Welcome to the REAL world of NH DHHS. Now you know how families feel, bullied by DHHS. Specifically, DCYF!

So sue the supervisor, the other employees and the supervisor of the immediate supervisor if those are the "PEOPLE" involved. The "state of NH" can not do anything - it is just a name.

I disagree in this instance. MIner & Haase made formal complaints and those should have been investigated. If the State Dept. of Personnel had done a good job, the supervisor would have been forced to change her bad behaviors.

As I said, then sue the supervisor of the supervisor also. I agree 100% that something should have been done. Suing the "state" just removes the accountability and responsibility (as usual) of the "people" that do not do their job. The "State Dept. of Personnel" is just a name on a door, actual people are the ones making decisions to ignore a problem or react to a problem.

Pesonnel makes the rules that can keep this kind of thing from happening. They should be enforcing their rules.

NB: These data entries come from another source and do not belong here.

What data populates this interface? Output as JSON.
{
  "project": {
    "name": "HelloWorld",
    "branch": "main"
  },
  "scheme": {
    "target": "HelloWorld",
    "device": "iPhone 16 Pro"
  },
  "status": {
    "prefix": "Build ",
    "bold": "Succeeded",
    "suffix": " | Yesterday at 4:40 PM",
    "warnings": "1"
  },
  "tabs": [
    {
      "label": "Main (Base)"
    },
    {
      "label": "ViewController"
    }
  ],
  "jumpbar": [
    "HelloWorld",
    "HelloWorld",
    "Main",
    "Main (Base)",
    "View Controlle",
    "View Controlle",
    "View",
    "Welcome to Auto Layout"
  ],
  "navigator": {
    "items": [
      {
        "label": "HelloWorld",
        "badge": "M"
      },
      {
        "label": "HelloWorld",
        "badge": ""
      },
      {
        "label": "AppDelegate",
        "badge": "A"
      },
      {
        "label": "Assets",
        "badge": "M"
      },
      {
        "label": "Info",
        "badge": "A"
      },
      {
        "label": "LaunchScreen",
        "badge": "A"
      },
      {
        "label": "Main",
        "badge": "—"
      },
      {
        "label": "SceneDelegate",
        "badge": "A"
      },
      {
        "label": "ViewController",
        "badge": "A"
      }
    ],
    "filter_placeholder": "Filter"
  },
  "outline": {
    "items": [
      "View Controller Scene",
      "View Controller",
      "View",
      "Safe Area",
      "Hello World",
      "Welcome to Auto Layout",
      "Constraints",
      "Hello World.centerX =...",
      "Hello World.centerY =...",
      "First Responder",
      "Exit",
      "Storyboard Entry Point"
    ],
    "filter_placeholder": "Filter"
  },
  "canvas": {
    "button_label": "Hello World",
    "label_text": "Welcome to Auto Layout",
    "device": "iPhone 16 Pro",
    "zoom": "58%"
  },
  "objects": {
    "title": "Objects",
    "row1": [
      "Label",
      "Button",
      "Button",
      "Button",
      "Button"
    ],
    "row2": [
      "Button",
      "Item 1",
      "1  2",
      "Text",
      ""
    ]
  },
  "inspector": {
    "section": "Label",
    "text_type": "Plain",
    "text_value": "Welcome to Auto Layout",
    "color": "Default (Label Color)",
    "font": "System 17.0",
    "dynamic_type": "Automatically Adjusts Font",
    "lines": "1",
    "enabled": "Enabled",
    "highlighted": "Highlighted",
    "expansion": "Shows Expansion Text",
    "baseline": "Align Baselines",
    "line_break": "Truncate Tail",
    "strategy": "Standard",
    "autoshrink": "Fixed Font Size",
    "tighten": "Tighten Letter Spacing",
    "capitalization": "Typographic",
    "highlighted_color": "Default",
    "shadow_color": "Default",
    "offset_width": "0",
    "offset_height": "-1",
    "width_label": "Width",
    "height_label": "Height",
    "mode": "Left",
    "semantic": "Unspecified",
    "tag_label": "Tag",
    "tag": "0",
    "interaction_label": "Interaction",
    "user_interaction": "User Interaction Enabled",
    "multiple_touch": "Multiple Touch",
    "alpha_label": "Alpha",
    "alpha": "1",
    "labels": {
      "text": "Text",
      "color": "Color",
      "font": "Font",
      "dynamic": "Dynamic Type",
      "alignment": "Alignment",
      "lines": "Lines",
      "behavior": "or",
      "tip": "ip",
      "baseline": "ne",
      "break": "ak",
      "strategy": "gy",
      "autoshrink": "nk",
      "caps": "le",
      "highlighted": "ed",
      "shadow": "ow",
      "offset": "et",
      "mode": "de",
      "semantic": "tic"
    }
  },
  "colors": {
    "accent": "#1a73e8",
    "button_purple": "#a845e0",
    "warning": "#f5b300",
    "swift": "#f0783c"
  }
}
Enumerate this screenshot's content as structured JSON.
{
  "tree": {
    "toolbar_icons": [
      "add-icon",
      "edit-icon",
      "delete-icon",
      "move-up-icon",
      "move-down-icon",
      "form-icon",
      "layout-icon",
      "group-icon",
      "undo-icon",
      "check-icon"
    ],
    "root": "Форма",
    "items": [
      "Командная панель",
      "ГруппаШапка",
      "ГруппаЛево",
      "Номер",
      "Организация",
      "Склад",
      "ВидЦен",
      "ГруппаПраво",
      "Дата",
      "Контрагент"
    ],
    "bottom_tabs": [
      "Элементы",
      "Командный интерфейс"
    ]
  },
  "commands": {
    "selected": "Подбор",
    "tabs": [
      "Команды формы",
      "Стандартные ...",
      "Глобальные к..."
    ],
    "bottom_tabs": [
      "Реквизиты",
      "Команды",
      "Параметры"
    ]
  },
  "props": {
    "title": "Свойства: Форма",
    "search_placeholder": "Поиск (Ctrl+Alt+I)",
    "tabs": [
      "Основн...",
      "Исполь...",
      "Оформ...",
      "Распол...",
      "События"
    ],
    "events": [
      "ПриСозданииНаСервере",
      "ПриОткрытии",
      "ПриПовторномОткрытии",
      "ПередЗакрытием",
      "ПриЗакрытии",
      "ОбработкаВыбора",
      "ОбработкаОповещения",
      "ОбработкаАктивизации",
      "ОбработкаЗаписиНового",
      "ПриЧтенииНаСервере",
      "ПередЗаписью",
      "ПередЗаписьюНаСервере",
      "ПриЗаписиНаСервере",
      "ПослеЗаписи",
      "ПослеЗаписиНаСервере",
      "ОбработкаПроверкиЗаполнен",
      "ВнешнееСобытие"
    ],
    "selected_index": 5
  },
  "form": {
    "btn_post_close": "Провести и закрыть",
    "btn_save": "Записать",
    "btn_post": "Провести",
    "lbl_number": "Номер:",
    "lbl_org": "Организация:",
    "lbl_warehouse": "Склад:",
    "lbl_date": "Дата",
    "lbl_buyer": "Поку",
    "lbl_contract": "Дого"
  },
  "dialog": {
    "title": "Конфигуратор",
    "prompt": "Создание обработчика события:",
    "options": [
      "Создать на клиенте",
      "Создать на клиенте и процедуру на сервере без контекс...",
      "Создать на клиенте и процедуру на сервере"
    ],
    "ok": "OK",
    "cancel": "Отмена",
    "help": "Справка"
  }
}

To ForTheRecord below, just speculating but I imagine that they view the workplace like they did in 1970. The fact that it is the Department of Personnel vs the Human Resource and Relations Department speaks volumes. The fact that people are called "employees" versus "team members" suggests that these folks have NOT been either a) properly schooled in 21st century hiring practices and good human resources or 2) they are so ingrained in those positions that they are totally out of sync with the modern day workforce. Any organization, public or private that does not embrace autonomy amongst its team members and that operates under rules and regulations for the purpose of "compliance" is a dinosaur. That is the issue with government and government employment, people fill the hole like a link in a chain. I believe what you are saying.......I worked for the state once.